World Learning created the toolkit, which was sponsored by Cisco, in collaboration with World Learning Algeria, The Tech Interactive, Instituto Guatemalteco Americano, Kathmandu University, the Lingua Foundation for Innovative Education, and the technology company Kano.
As educators develop and carry out STEM education programs, the toolkit offers support every step of the way, with information on performing a needs assessment, creating a curriculum, recruiting students, managing a classroom, engaging parents, conducting a program evaluation, and more.
The toolkit begins with an introduction to the philosophy of STEM education, which is rooted in exploration, teamwork, and inclusion. In addition to learning the basics of algebra, physics, chemistry, and other subject, a STEM education helps students gain a host of soft skills, such as collaboration, problem solving, and resilience, which they will need to tackle the world’s most pressing challenges.
World Learning Education Specialist Dr. Kara McBride, who worked on the toolkit, explained that STEM education moves students away from the traditional classroom model, where there is only one correct answer and making mistakes can be seen as failure. The STEM model encourages students to experiment and collaborate to find solutions and instills the notion that testing ideas that “fail” is a part of the design process. Students discover how to learn from these experiences and use this new data and knowledge as they develop their next idea.

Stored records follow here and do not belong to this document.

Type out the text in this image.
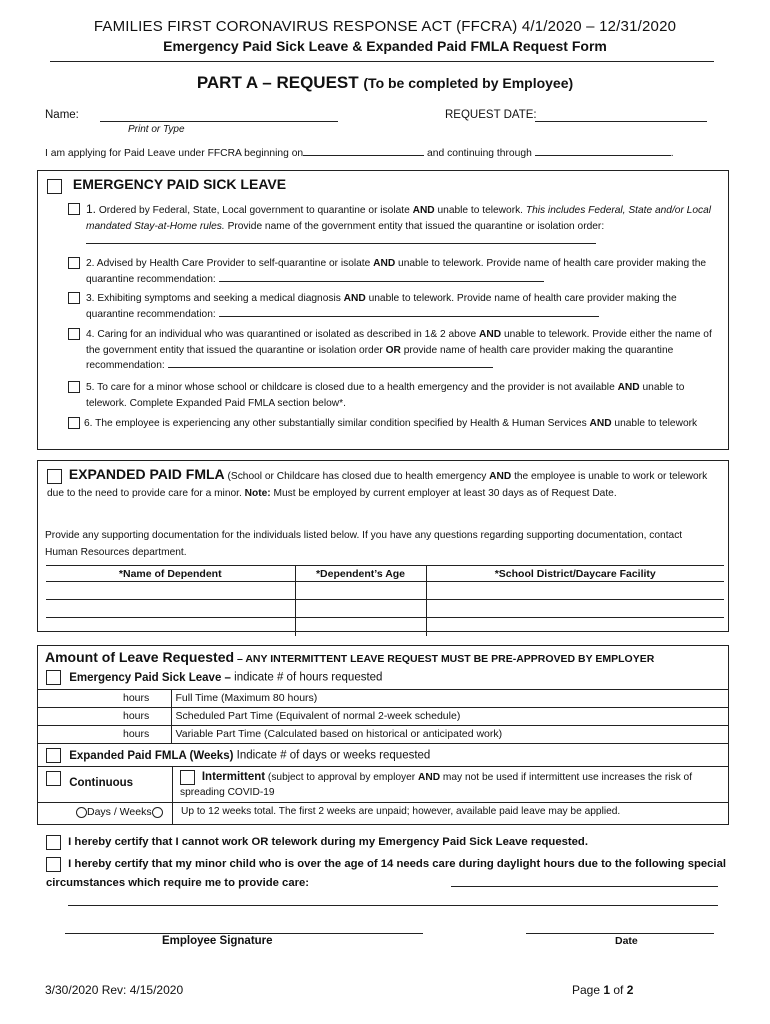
FAMILIES FIRST CORONAVIRUS RESPONSE ACT (FFCRA) 4/1/2020 – 12/31/2020
Emergency Paid Sick Leave & Expanded Paid FMLA Request Form
PART A – REQUEST (To be completed by Employee)
Name:
Print or Type
REQUEST DATE:
I am applying for Paid Leave under FFCRA beginning on	and continuing through	.
EMERGENCY PAID SICK LEAVE
1. Ordered by Federal, State, Local government to quarantine or isolate AND unable to telework. This includes Federal, State and/or Local mandated Stay-at-Home rules. Provide name of the government entity that issued the quarantine or isolation order:
2. Advised by Health Care Provider to self-quarantine or isolate AND unable to telework. Provide name of health care provider making the quarantine recommendation:
3. Exhibiting symptoms and seeking a medical diagnosis AND unable to telework. Provide name of health care provider making the quarantine recommendation:
4. Caring for an individual who was quarantined or isolated as described in 1& 2 above AND unable to telework. Provide either the name of the government entity that issued the quarantine or isolation order OR provide name of health care provider making the quarantine recommendation:
5. To care for a minor whose school or childcare is closed due to a health emergency and the provider is not available AND unable to telework. Complete Expanded Paid FMLA section below*.
6. The employee is experiencing any other substantially similar condition specified by Health & Human Services AND unable to telework
EXPANDED PAID FMLA (School or Childcare has closed due to health emergency AND the employee is unable to work or telework due to the need to provide care for a minor. Note: Must be employed by current employer at least 30 days as of Request Date.
Provide any supporting documentation for the individuals listed below. If you have any questions regarding supporting documentation, contact Human Resources department.
*Name of Dependent	*Dependent’s Age	*School District/Daycare Facility

Amount of Leave Requested – ANY INTERMITTENT LEAVE REQUEST MUST BE PRE-APPROVED BY EMPLOYER
Emergency Paid Sick Leave – indicate # of hours requested
	hours	Full Time (Maximum 80 hours)
	hours	Scheduled Part Time (Equivalent of normal 2-week schedule)
	hours	Variable Part Time (Calculated based on historical or anticipated work)
Expanded Paid FMLA (Weeks) Indicate # of days or weeks requested
Continuous	Intermittent (subject to approval by employer AND may not be used if intermittent use increases the risk of spreading COVID-19
Days / Weeks	Up to 12 weeks total. The first 2 weeks are unpaid; however, available paid leave may be applied.
I hereby certify that I cannot work OR telework during my Emergency Paid Sick Leave requested.
I hereby certify that my minor child who is over the age of 14 needs care during daylight hours due to the following special circumstances which require me to provide care:
Employee Signature	Date
3/30/2020 Rev: 4/15/2020	Page 1 of 2
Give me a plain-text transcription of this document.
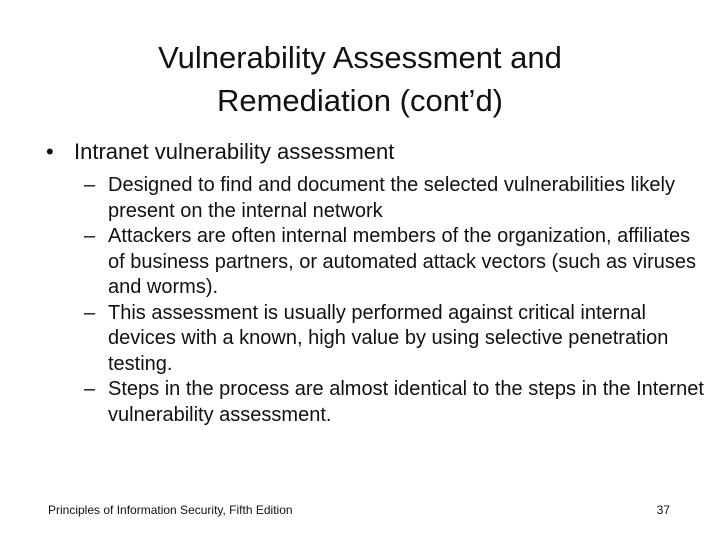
Vulnerability Assessment and
Remediation (cont’d)
• Intranet vulnerability assessment
– Designed to find and document the selected vulnerabilities likely present on the internal network
– Attackers are often internal members of the organization, affiliates of business partners, or automated attack vectors (such as viruses and worms).
– This assessment is usually performed against critical internal devices with a known, high value by using selective penetration testing.
– Steps in the process are almost identical to the steps in the Internet vulnerability assessment.
Principles of Information Security, Fifth Edition	37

“That’s an extremely helpful kind of attitude to have when you’re facing new problems that no one has ever grappled with before,” McBride said.
The toolkit also aims to take a truly universal and flexible approach to STEM education, providing options for educators to tailor lessons based on the needs and resources of their students and communities.
“It’s one of the few toolkits that really looks across STEM education around the world,” Srikantaiah said. “There are a lot of toolkits that are regionally focused, or country focused, or focused on a specific group of students, but this one provides general guidelines that anybody around the world can use.”
Part of this adaptability includes the teaching approach called Universal Design for Learning (UDL), which helps ensure that all students are able to receive and participate in STEM education. The toolkit introduces the basic principles of UDL to encourage teachers to create a more inclusive learning environment by considering and incorporating student needs related to disabilities, learning styles, and access to resources.
“We believe that STEM education is for everybody,” Srikantaiah said. “We want to make sure that all students are included.”
As of April 1, 2020, 573 individuals from 91 countries had downloaded World Learning’s Global STEM Toolkit. Of those, 271 identified as teachers, 44 as mentors, 56 as implementers, and 42 as students. Srikantaiah said World Learning has already received positive feedback about the toolkit from educators and is now planning to conduct a survey to gather quantitative data about how it is being used and its effectiveness.
According to Srikantaiah, the next step will be exploring ways to adapt the toolkit for online learning, since so many students are at home now because of the COVID-19 pandemic.
“Using platforms like Webex there are ways to adapt the lesson plans that are in the toolkit and to use these types of online mediums,” she said, later adding, “It’s possible as long as educators, parents and caregivers, and children have connectivity or internet access.”